What's the point of Why This Way? It's always hard for me to sum up, because it is about every aspect of life. It started with Alex's vision, and It's not something I would have thought up on my own. Why? Because it seems too obvious. Just looking at our page of core beliefs, I would have thought that some of these things aren't even worth mentioning. But I think that's because they were already so ingrained into the way that I think, and I interact with a community of people who I perceive to think that way too. I guess it sometimes doesn't occur to me that it's not like that everywhere, and the more I've been involved in this, the more I've been able to identify things that don't fit with these beliefs, and don't seem right. Especially in the media.

We established (and are still establishing) our beliefs by coming to a consensus about what we think is important for a healthy and functional society.
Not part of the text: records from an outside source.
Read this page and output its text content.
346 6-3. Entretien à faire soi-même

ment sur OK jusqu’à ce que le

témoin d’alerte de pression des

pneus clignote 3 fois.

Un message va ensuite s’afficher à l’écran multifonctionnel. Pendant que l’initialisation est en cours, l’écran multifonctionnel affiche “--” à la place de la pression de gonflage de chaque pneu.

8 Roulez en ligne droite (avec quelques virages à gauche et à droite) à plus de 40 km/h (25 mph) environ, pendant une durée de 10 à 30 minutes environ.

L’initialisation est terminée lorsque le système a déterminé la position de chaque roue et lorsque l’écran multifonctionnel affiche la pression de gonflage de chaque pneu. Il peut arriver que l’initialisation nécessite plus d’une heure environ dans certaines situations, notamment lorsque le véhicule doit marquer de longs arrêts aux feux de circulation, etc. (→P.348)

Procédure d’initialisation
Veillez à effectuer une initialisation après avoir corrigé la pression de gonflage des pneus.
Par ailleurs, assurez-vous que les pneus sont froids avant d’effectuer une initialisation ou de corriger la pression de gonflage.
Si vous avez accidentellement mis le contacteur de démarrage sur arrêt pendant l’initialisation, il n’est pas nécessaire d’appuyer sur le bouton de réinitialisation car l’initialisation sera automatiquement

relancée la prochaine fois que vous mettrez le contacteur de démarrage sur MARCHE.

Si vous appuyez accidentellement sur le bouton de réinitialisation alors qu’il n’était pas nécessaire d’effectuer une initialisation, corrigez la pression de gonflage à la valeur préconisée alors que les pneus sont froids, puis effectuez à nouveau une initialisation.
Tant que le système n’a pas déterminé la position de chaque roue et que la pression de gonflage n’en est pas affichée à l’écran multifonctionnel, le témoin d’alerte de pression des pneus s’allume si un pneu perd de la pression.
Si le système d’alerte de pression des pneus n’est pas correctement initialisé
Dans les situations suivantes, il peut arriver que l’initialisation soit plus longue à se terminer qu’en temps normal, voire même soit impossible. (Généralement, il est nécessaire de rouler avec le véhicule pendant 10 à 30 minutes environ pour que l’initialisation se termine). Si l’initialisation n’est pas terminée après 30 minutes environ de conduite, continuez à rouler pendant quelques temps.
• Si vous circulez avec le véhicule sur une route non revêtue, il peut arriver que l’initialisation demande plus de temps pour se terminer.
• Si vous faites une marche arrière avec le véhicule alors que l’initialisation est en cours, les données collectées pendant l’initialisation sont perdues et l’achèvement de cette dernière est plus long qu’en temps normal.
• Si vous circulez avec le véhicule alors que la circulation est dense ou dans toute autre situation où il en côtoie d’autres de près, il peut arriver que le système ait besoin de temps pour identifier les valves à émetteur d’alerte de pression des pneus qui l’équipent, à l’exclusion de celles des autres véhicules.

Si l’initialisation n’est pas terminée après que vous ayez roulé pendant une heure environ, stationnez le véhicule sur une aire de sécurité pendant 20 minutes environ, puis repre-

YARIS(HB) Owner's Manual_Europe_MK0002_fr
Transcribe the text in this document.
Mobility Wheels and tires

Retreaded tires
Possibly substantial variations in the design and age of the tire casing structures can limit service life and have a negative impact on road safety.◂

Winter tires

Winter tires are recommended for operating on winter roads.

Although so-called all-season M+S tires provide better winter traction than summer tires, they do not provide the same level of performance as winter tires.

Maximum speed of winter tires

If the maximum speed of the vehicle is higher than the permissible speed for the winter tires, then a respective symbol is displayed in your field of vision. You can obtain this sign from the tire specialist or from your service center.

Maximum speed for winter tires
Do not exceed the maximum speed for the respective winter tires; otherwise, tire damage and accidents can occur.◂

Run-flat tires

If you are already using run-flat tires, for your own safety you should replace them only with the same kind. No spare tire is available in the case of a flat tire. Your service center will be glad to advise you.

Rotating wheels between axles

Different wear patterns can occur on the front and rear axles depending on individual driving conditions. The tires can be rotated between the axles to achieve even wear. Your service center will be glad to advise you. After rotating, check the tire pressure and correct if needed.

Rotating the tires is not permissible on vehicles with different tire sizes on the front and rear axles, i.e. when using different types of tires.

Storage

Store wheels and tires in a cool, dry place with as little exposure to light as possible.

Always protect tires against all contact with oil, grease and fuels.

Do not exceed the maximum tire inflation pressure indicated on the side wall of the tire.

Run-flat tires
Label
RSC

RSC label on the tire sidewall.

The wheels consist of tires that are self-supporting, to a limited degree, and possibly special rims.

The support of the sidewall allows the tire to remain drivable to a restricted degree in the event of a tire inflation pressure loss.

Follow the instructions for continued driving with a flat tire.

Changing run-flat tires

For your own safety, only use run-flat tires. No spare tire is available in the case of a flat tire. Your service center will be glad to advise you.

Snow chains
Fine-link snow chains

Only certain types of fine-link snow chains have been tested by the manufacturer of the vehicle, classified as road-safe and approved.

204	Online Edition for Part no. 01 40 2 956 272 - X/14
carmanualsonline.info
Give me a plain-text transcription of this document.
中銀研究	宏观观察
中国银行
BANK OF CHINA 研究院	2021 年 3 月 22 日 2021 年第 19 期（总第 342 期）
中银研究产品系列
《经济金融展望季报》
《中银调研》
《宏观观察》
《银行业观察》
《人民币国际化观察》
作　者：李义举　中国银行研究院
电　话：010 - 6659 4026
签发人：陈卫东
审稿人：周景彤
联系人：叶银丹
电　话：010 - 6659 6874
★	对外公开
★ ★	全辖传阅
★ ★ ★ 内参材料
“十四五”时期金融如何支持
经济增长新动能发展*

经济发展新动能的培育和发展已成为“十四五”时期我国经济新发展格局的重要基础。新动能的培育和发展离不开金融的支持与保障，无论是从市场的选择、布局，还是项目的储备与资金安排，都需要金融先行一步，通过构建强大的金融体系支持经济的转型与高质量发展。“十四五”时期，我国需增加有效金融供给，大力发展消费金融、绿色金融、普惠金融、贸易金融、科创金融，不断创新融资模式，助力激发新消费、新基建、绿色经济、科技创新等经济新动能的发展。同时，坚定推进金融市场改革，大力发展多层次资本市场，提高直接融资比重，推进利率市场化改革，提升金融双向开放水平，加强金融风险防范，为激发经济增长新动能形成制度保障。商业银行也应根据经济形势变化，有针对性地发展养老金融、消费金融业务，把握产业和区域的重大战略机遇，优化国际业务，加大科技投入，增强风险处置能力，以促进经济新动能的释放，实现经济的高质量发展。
I've been asked before whether the idea that we don't mention God means that we're humanist or naturalist, but it doesn't mean that. We don't mention God because we know that people have different beliefs about God and we only deal with things that we can have a consensus about within our belief system. We're not here to replace other religions, but to exist along with them, and maybe influence them in positive ways. We also want to create an environment of respect for each other's personal beliefs about God.

One thing that's unique about Why This Way is that the first things we established were about the organization's decision-making process. This is because we often see organizations doing things in their governments that don't seem to make sense according to their values, and we want to avoid that as much as possible. We establish things by consensus, and we have rules of communication to encourage respectful dialog and minimize escalation of conflict. Although we have our set of core beliefs, the rules of communication are the first things we established, and our beliefs sort of grew from them. So although we are about health and holism in general, I guess our religion is very focused on respectful communication, and the idea that a lot more can be accomplished by people actually listening to each other and attempting to build a consensus than people might think. We want to bring that idea into as many areas of life as possible, like political debates, advertising, and education.